Once tested, it takes about two or three days to receive test results, Dr. Doug MacQueen, infectious disease specialist at the Cayuga Center for Infectious Diseases, told the Ithaca Voice.
Samples are tested at the Wadsworth Lab at the New York State Department of Health, where — similar to many labs across the country — tests are backlogged.
MacQueen said that the “next urgent need” is to expand testing capacity in labs.
“We heard for a couple of weeks now that testing capacity would be expanded, but so far it hasn’t been,” MacQueen said to the Ithaca Voice.
Evelyn said that commercial labs and hospitals across the state are “gradually” starting to do their own testing to cut down on the backlog at Wadsworth, adding that Cayuga Medical Center hopes to start in-house testing in the “near future.”
In addition to the sampling center, Cayuga Health is also expanding its testing options to include a test for COVID-19 antibodies, Evelyn said.
The most immediate application for this new option is to “identify potential plasma donors to treat active COVID-19 patients,” Evelyn wrote.

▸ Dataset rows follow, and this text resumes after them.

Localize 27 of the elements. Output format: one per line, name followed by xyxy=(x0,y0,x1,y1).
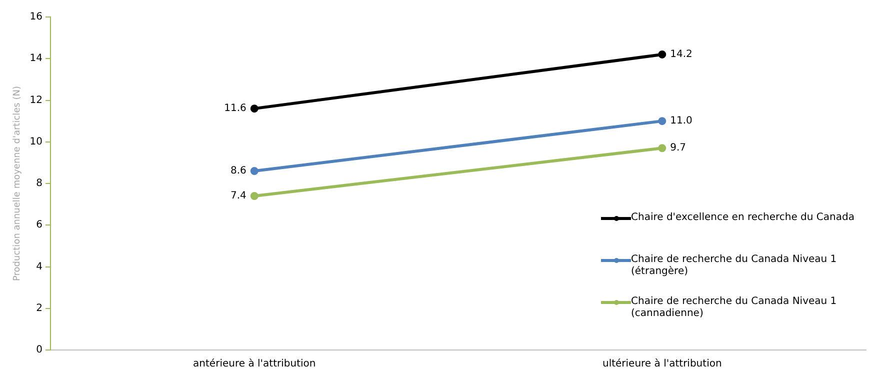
point xyxy=(250,192,258,200)
data-label: 8.6 xyxy=(230,166,246,177)
y-tick-label: 16 xyxy=(30,12,43,23)
y-tick-label: 0 xyxy=(36,344,43,356)
y-tick-label: 14 xyxy=(30,53,43,64)
y-tick-label: 4 xyxy=(36,261,43,272)
data-label: 9.7 xyxy=(670,142,686,154)
legend-label: Chaire de recherche du Canada Niveau 1 (étrangère) xyxy=(631,254,838,278)
point xyxy=(250,104,258,113)
x-tick-label: ultérieure à l'attribution xyxy=(602,358,722,370)
data-label: 11.6 xyxy=(224,103,246,114)
y-tick-label: 2 xyxy=(36,302,43,314)
y-axis-title: Production annuelle moyenne d'articles (N) xyxy=(12,86,23,281)
data-label: 7.4 xyxy=(230,190,246,202)
point xyxy=(658,50,666,58)
point xyxy=(250,167,258,176)
data-label: 14.2 xyxy=(670,49,692,60)
y-tick-label: 8 xyxy=(36,178,43,190)
y-tick-label: 10 xyxy=(30,136,43,148)
legend-label: Chaire de recherche du Canada Niveau 1 (cannadienne) xyxy=(631,296,838,320)
y-tick-label: 6 xyxy=(36,220,43,231)
y-tick-label: 12 xyxy=(30,94,43,106)
x-tick-label: antérieure à l'attribution xyxy=(193,358,316,370)
data-label: 11.0 xyxy=(670,116,692,127)
point xyxy=(658,144,666,152)
point xyxy=(658,117,666,126)
legend-label: Chaire d'excellence en recherche du Canada xyxy=(631,212,854,224)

Cayuga Medical is partnering with the Mayo Clinic in a clinical trial to treat the illness using donor plasma.
While most of the tests in Tompkins County have come from the sampling center, urgent care centers, including the Convenient Care Center at 10 Arrowwood Drive, and the emergency department at Cayuga Medical are also available for those who need a primary care evaluation in addition to a test, Evelyn added.
Tests are administered via nasal swab, and if a test returns a positive result, the patient will be quarantined until follow-up tests show two consecutive negative results.
Cayuga Medical Center sent a request to the College of Agriculture and Life Sciences on March 16 for three different kinds of swabs in anticipation of a future shortage. However, Evelyn wrote that Tompkins County is “currently in good shape” for all testing supplies.
Evelyn also praised the partnership between Cayuga Health and TCHD in addressing this crisis, specifically Cayuga Health’s contributions to the region’s “provider network and testing capacity” and the latter’s efforts in strengthening public health education and infrastructure.